Regarding OTF, there is something very beautiful in 3D Printing, which is that we work with materials that are liquid and then they become solid. As a consequence, the way that the material dries up, it retracts and it changes shape. If you get a straight line to retract, that is where something interesting happens, because you cannot get a straight line to retract because it cracks. But if you get a non-straight line, it will retract but it’s going to lose length and therefore change in shape. This 3D printing project is about understanding the attributes of a curve. We make straight walls out of curves, and then it takes a different shape. Alex and I share these thoughts of the performance, of the structure, of the climate, some functionality that reinforces the aesthetic as a consequence.

Matias del Campo

Matias del Campo is an architect, designer, and educator. He is associate professor at the Taubman College of Architecture and Urban Planning. He conducts research on advanced design methods in architecture, primarily through the application of Artificial Intelligence techniques in collaboration with Michigan Robotics and the Computer Science department. The following is a discussion we had with him regarding his work and thoughts on AI in relation to design.

Interviewer: In one of your lectures, you mentioned an experiment of the AI research lab of Facebook, in which two chatbots were programmed to talk with each other. After a while the two chatbots were creating their own language. Do you think AI can be creative, and if so how could this be implemented in architecture?

Matias del Campo: That is still an ongoing discussion. I don’t think it’s solved yet. And it is really interesting how much it changed in the last couple of years. That Facebook experiment was in 2017, it’s not that long ago. I heard about it and immediately thought; ‘Okay, we are there, AI’s are creative ,they made their own language, problem solved.’ The more I think about it, the less I’m convinced that that was already a creative moment, for a couple of reasons. Number one; We don’t know what they’re talking about. Right? Because it’s their own language. So we don’t know whether it makes any sense. Is it really better or faster to discuss it this way? Or is it just gabble? This is just garbage? We assume that they are discussing economic issues, but we don’t know. Then the other one is, what if it’s just a bug in the code? Or maybe creativity is a bug, who knows? There’s several issues that especially this experiment, is not really the best example for creativity. The better example, in my opinion, is AlphaGo. In the game of AlphaGo and Lee Sedol, where AlphaGo made the famous in which the commentators started saying; ‘Well, that is stupid. I mean, that doesn’t make any sense. No human would do that. Maybe the programme has a bug or maybe it’s not working correctly.’ Lee Sedol was looking at that movement closely and then you start seeing his face, change to pure horror. 10 minutes after that, the commentator said; ‘Wait a second. That’s actually a creative move.’ And that was actually an interesting sentence because he literally used the word creative. Without overthinking it, it was almost a natural response from him, as if he would be reacting to a human doing that move. So this is still a discussion, whether this is really a creative move, or whether the AI is so well trained, that it just calculated that if he makes that move, his chances of winning are higher.
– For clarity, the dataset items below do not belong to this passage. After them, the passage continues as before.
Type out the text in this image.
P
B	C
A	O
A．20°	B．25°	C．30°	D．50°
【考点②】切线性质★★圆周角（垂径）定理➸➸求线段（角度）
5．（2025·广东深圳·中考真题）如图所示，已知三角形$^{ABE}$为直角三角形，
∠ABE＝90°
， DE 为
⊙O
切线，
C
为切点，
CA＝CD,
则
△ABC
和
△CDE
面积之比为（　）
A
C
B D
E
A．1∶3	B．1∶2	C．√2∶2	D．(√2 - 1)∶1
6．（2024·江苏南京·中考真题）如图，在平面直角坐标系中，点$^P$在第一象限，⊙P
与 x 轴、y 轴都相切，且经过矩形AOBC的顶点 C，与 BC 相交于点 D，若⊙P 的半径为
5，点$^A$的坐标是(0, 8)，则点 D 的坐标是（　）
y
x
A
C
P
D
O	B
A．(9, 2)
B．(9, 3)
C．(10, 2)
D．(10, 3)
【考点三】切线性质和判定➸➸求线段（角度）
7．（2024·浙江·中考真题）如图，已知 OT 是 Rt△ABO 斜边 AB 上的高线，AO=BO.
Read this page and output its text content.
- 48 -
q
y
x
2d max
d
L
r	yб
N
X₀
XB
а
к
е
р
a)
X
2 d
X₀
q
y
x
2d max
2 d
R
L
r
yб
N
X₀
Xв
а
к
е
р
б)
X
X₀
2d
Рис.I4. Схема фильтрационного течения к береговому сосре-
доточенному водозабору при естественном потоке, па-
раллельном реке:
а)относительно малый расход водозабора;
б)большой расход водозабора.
In that case it would be a purely pragmatic decision and would not have anything to do with creativity.

Because the biggest problem is that we, as humans, tend to interpret results that come out from neural networks as creative. Occasionally, I do it myself, like; ‘Oh, that’s interesting, I can use that. That is something new, we can use it in our project.’ This doesn’t mean that the AI is creative, or the neural network is creative, it means that I am able to creatively interpret it.
So there’s always this problem that like, what is really creativity? First, we have to answer that question, what do you define as creativity? And then you can say, yes, this is creative, or it’s not creative. And I have the feeling that a lot of things that are happening now in the arts and music, also in architecture, in terms of grappling with the concept of creativity and neural networks, most of the time it’s only the ability of us to interpret something as interesting.
That’s something that neural networks cannot do yet. For example, what we as architects do very often is we take a happy accident like; ‘oh, wow, that’s cool. I can use that, I can change it this way, and then use it as part of my project.’ Right? That’s a creative thing to do. But AI cannot do that yet. Recognizing a mistake is an advantage. Although Sandra, my partner, already said that that can be solved too. We just need to train a neural network to understand the mistake as an advantage. You have to feed it like a couple of 100,000 examples of where a human accidentally found something interesting and applied it in a positive way. It has happened so many times in science, too. We haven’t finished that conversation yet.

Interviewer: Interesting thoughts. How do you see the question of authorship when handling these vast amounts of

Matias del Campo: These are all questions we’re in the middle of. First of all, there is the person who coded the neural network itself. Who did the algorithm? The way he sets up the algorithm will also influence what the results are going to be. So it’s really important to understand that that’s part of the authorship. Then there is the user, the person that is applying that neural network to any sort of machine learning process. By selecting a specific neural network, you have also a part of the authorship, but you don’t have the full authorship. Look at the example of this famous painting Portrait of Edmond Belamy, which was sold as the first AI portrait at Christie’s for about half a million dollars a couple of years ago. And the artists basically said; ‘Yes, it was done by an AI.’ Well, of course, they selected the database of paintings, they chose the images for the database, meaning they introduce the bias towards Western paintings and portraits from the 15th to the 19th century. There are very specific decisions here, made by the artists to create a result. They’re pushing the network to create a specific result.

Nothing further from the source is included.